Kingston presents Chinese American history from its own perspective, presenting the men's views of American culture—the strange language with its incomprehensible alphabet, the violence and rigidity of missionary Christianity—and of their new communities, often made up of a mixture of Chinese regional backgrounds that would never have happened in China but are nevertheless immensely protective of each other and willing to mix their different Chinese traditions together.

Kingston has stated that her characters are trying to "claim America", so that even though they are prevented by those in power from settling down in the States and starting families, they are nonetheless "marking the land", such as by laying down the railroads with their numbered sections and by planting fruit trees.
As Kim points out, they may be victimized by racism, but they are described by the narrator "as semi-mythical heroes", in terms of both their physical appearance (muscular "young gods [...] long torsos with lean stomachs") and in their heroism ("revolutionaries, nonconformists, people with fabulous imaginations, people who invented the Gold Mountains"), and they stand up for themselves in the face of all sorts of physical and legal violence.
Many of the men succeed in setting down roots in America; in fact, those who give up are forgotten, all but erased from the family history.
At the same time, the American-born younger generations (such as her brother), are equally adept at claiming America for themselves, even in the face of a series of wars against Asian cultures.

Scholar Jinqi Ling has pointed out that in her attempts to reconnect with her male ancestors, Kingston (and her narrator) often fulfills the role of creator and poet that was forbidden her ancestors.

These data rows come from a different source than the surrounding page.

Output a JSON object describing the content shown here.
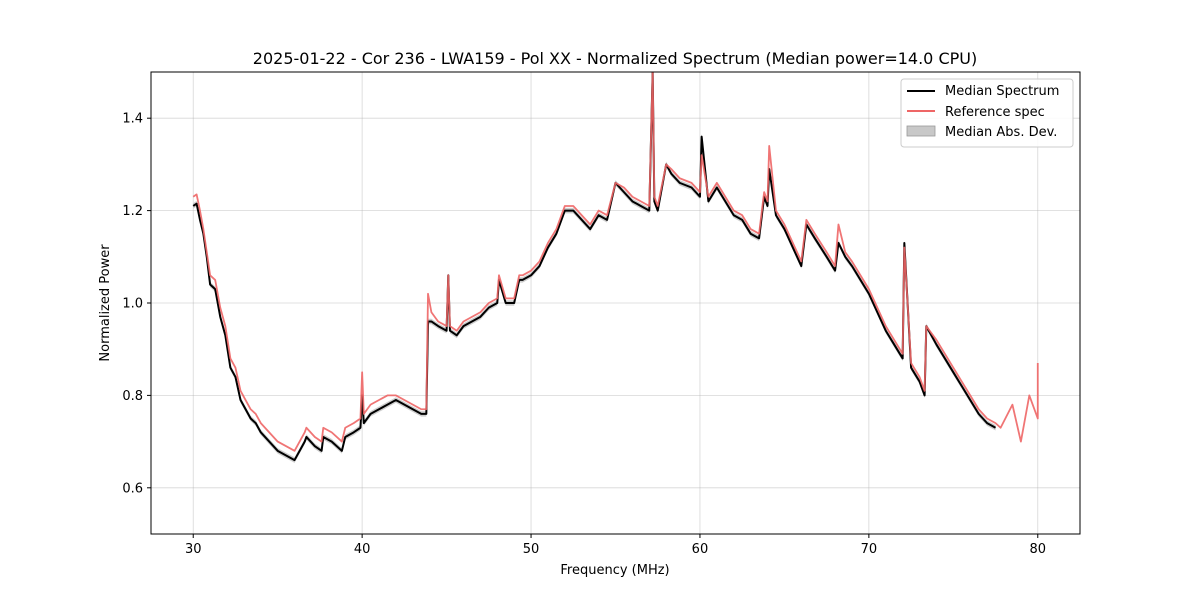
{
  "chart_data": {
    "type": "line",
    "title": "2025-01-22 - Cor 236 - LWA159 - Pol XX - Normalized Spectrum (Median power=14.0 CPU)",
    "xlabel": "Frequency (MHz)",
    "ylabel": "Normalized Power",
    "xlim": [
      27.5,
      82.5
    ],
    "ylim": [
      0.5,
      1.5
    ],
    "xticks": [
      30,
      40,
      50,
      60,
      70,
      80
    ],
    "yticks": [
      0.6,
      0.8,
      1.0,
      1.2,
      1.4
    ],
    "xtick_labels": [
      "30",
      "40",
      "50",
      "60",
      "70",
      "80"
    ],
    "ytick_labels": [
      "0.6",
      "0.8",
      "1.0",
      "1.2",
      "1.4"
    ],
    "grid": true,
    "legend_position": "top-right",
    "series": [
      {
        "name": "Median Spectrum",
        "color": "#000000",
        "x": [
          30.0,
          30.2,
          30.4,
          30.6,
          30.8,
          31.0,
          31.3,
          31.6,
          31.9,
          32.2,
          32.5,
          32.8,
          33.1,
          33.4,
          33.7,
          34.0,
          34.5,
          35.0,
          35.5,
          36.0,
          36.6,
          36.7,
          37.2,
          37.6,
          37.7,
          38.2,
          38.8,
          39.0,
          39.5,
          39.9,
          40.0,
          40.1,
          40.5,
          41.0,
          41.5,
          42.0,
          42.5,
          43.0,
          43.5,
          43.8,
          43.9,
          44.1,
          44.5,
          45.0,
          45.1,
          45.2,
          45.6,
          46.0,
          46.5,
          47.0,
          47.5,
          48.0,
          48.1,
          48.5,
          49.0,
          49.3,
          49.5,
          50.0,
          50.5,
          51.0,
          51.5,
          52.0,
          52.5,
          53.0,
          53.5,
          54.0,
          54.5,
          55.0,
          55.5,
          56.0,
          56.5,
          57.0,
          57.2,
          57.3,
          57.5,
          58.0,
          58.3,
          58.8,
          59.5,
          60.0,
          60.1,
          60.5,
          61.0,
          61.5,
          62.0,
          62.5,
          63.0,
          63.5,
          63.8,
          64.0,
          64.1,
          64.5,
          65.0,
          65.5,
          66.0,
          66.3,
          66.8,
          67.5,
          68.0,
          68.2,
          68.6,
          69.0,
          69.5,
          70.0,
          70.5,
          71.0,
          71.5,
          72.0,
          72.1,
          72.5,
          73.0,
          73.3,
          73.4,
          74.0,
          74.5,
          75.0,
          75.5,
          76.0,
          76.5,
          77.0,
          77.5
        ],
        "y": [
          1.21,
          1.215,
          1.18,
          1.15,
          1.1,
          1.04,
          1.03,
          0.97,
          0.93,
          0.86,
          0.84,
          0.79,
          0.77,
          0.75,
          0.74,
          0.72,
          0.7,
          0.68,
          0.67,
          0.66,
          0.7,
          0.71,
          0.69,
          0.68,
          0.71,
          0.7,
          0.68,
          0.71,
          0.72,
          0.73,
          0.8,
          0.74,
          0.76,
          0.77,
          0.78,
          0.79,
          0.78,
          0.77,
          0.76,
          0.76,
          0.96,
          0.96,
          0.95,
          0.94,
          1.06,
          0.94,
          0.93,
          0.95,
          0.96,
          0.97,
          0.99,
          1.0,
          1.05,
          1.0,
          1.0,
          1.05,
          1.05,
          1.06,
          1.08,
          1.12,
          1.15,
          1.2,
          1.2,
          1.18,
          1.16,
          1.19,
          1.18,
          1.26,
          1.24,
          1.22,
          1.21,
          1.2,
          1.5,
          1.22,
          1.2,
          1.3,
          1.28,
          1.26,
          1.25,
          1.23,
          1.36,
          1.22,
          1.25,
          1.22,
          1.19,
          1.18,
          1.15,
          1.14,
          1.23,
          1.21,
          1.29,
          1.19,
          1.16,
          1.12,
          1.08,
          1.17,
          1.14,
          1.1,
          1.07,
          1.13,
          1.1,
          1.08,
          1.05,
          1.02,
          0.98,
          0.94,
          0.91,
          0.88,
          1.13,
          0.86,
          0.83,
          0.8,
          0.95,
          0.91,
          0.88,
          0.85,
          0.82,
          0.79,
          0.76,
          0.74,
          0.73
        ]
      },
      {
        "name": "Reference spec",
        "color": "#ee6666",
        "x": [
          30.0,
          30.2,
          30.4,
          30.6,
          30.8,
          31.0,
          31.3,
          31.6,
          31.9,
          32.2,
          32.5,
          32.8,
          33.1,
          33.4,
          33.7,
          34.0,
          34.5,
          35.0,
          35.5,
          36.0,
          36.6,
          36.7,
          37.2,
          37.6,
          37.7,
          38.2,
          38.8,
          39.0,
          39.5,
          39.9,
          40.0,
          40.1,
          40.5,
          41.0,
          41.5,
          42.0,
          42.5,
          43.0,
          43.5,
          43.8,
          43.9,
          44.1,
          44.5,
          45.0,
          45.1,
          45.2,
          45.6,
          46.0,
          46.5,
          47.0,
          47.5,
          48.0,
          48.1,
          48.5,
          49.0,
          49.3,
          49.5,
          50.0,
          50.5,
          51.0,
          51.5,
          52.0,
          52.5,
          53.0,
          53.5,
          54.0,
          54.5,
          55.0,
          55.5,
          56.0,
          56.5,
          57.0,
          57.2,
          57.3,
          57.5,
          58.0,
          58.3,
          58.8,
          59.5,
          60.0,
          60.1,
          60.5,
          61.0,
          61.5,
          62.0,
          62.5,
          63.0,
          63.5,
          63.8,
          64.0,
          64.1,
          64.5,
          65.0,
          65.5,
          66.0,
          66.3,
          66.8,
          67.5,
          68.0,
          68.2,
          68.6,
          69.0,
          69.5,
          70.0,
          70.5,
          71.0,
          71.5,
          72.0,
          72.1,
          72.5,
          73.0,
          73.3,
          73.4,
          74.0,
          74.5,
          75.0,
          75.5,
          76.0,
          76.5,
          77.0,
          77.5,
          77.8,
          78.5,
          79.0,
          79.5,
          80.0,
          80.0
        ],
        "y": [
          1.23,
          1.235,
          1.2,
          1.16,
          1.11,
          1.06,
          1.05,
          0.99,
          0.95,
          0.88,
          0.86,
          0.81,
          0.79,
          0.77,
          0.76,
          0.74,
          0.72,
          0.7,
          0.69,
          0.68,
          0.72,
          0.73,
          0.71,
          0.7,
          0.73,
          0.72,
          0.7,
          0.73,
          0.74,
          0.75,
          0.85,
          0.76,
          0.78,
          0.79,
          0.8,
          0.8,
          0.79,
          0.78,
          0.77,
          0.77,
          1.02,
          0.98,
          0.96,
          0.95,
          1.06,
          0.95,
          0.94,
          0.96,
          0.97,
          0.98,
          1.0,
          1.01,
          1.06,
          1.01,
          1.01,
          1.06,
          1.06,
          1.07,
          1.09,
          1.13,
          1.16,
          1.21,
          1.21,
          1.19,
          1.17,
          1.2,
          1.19,
          1.26,
          1.25,
          1.23,
          1.22,
          1.21,
          1.5,
          1.23,
          1.21,
          1.3,
          1.29,
          1.27,
          1.26,
          1.24,
          1.32,
          1.23,
          1.26,
          1.23,
          1.2,
          1.19,
          1.16,
          1.15,
          1.24,
          1.22,
          1.34,
          1.2,
          1.17,
          1.13,
          1.09,
          1.18,
          1.15,
          1.11,
          1.08,
          1.17,
          1.11,
          1.09,
          1.06,
          1.03,
          0.99,
          0.95,
          0.92,
          0.89,
          1.12,
          0.87,
          0.84,
          0.81,
          0.95,
          0.92,
          0.89,
          0.86,
          0.83,
          0.8,
          0.77,
          0.75,
          0.74,
          0.73,
          0.78,
          0.7,
          0.8,
          0.75,
          0.87
        ]
      }
    ],
    "bands": [
      {
        "name": "Median Abs. Dev.",
        "color": "#c8c8c8",
        "of_series": "Median Spectrum",
        "half_width": 0.006
      }
    ]
  }
}
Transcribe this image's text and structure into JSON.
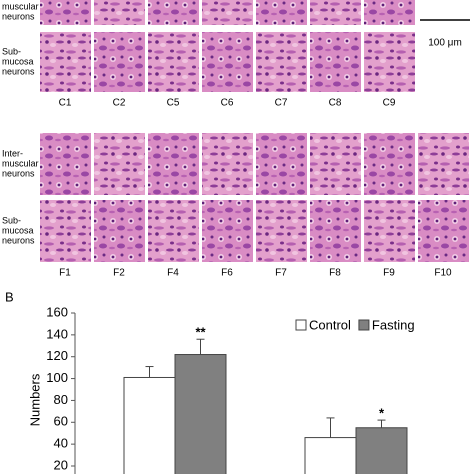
{
  "panel_a": {
    "scale_bar": "100 μm",
    "groups": [
      {
        "row_labels": [
          [
            "muscular",
            "neurons"
          ],
          [
            "Sub-",
            "mucosa",
            "neurons"
          ]
        ],
        "columns": [
          "C1",
          "C2",
          "C5",
          "C6",
          "C7",
          "C8",
          "C9"
        ]
      },
      {
        "row_labels": [
          [
            "Inter-",
            "muscular",
            "neurons"
          ],
          [
            "Sub-",
            "mucosa",
            "neurons"
          ]
        ],
        "columns": [
          "F1",
          "F2",
          "F4",
          "F6",
          "F7",
          "F8",
          "F9",
          "F10"
        ]
      }
    ]
  },
  "chart_data": {
    "type": "bar",
    "panel_label": "B",
    "y_label": "Numbers",
    "categories": [
      null,
      null
    ],
    "series": [
      {
        "name": "Control",
        "color": "#ffffff",
        "values": [
          101,
          46
        ],
        "errors": [
          10,
          18
        ]
      },
      {
        "name": "Fasting",
        "color": "#808080",
        "values": [
          122,
          55
        ],
        "errors": [
          14,
          7
        ],
        "significance": [
          "**",
          "*"
        ]
      }
    ],
    "ylim": [
      0,
      160
    ],
    "yticks": [
      20,
      40,
      60,
      80,
      100,
      120,
      140,
      160
    ]
  }
}
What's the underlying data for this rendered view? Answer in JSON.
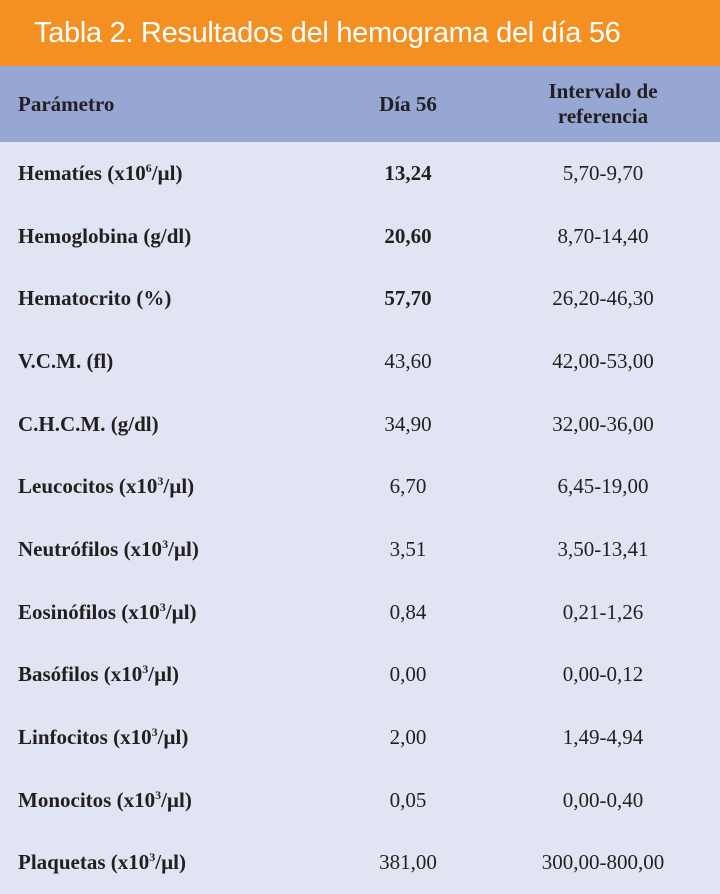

Although he mentions Ling focuses on BaBa, her father, who is described as a natural poet-scholar but whose artistic gifts were left out of the imperial examination system in China, ignored by his students in Canton, and irrelevant in the United States, which he enters only through deception. Once in America, his circumstances fare even worse, as he loses both his jobs, friends and money in the States and his remaining land in China. Kingston desires not only to understand her father but to give voice to the experiences and sufferings he was never given the opportunity to express because of his circumstances.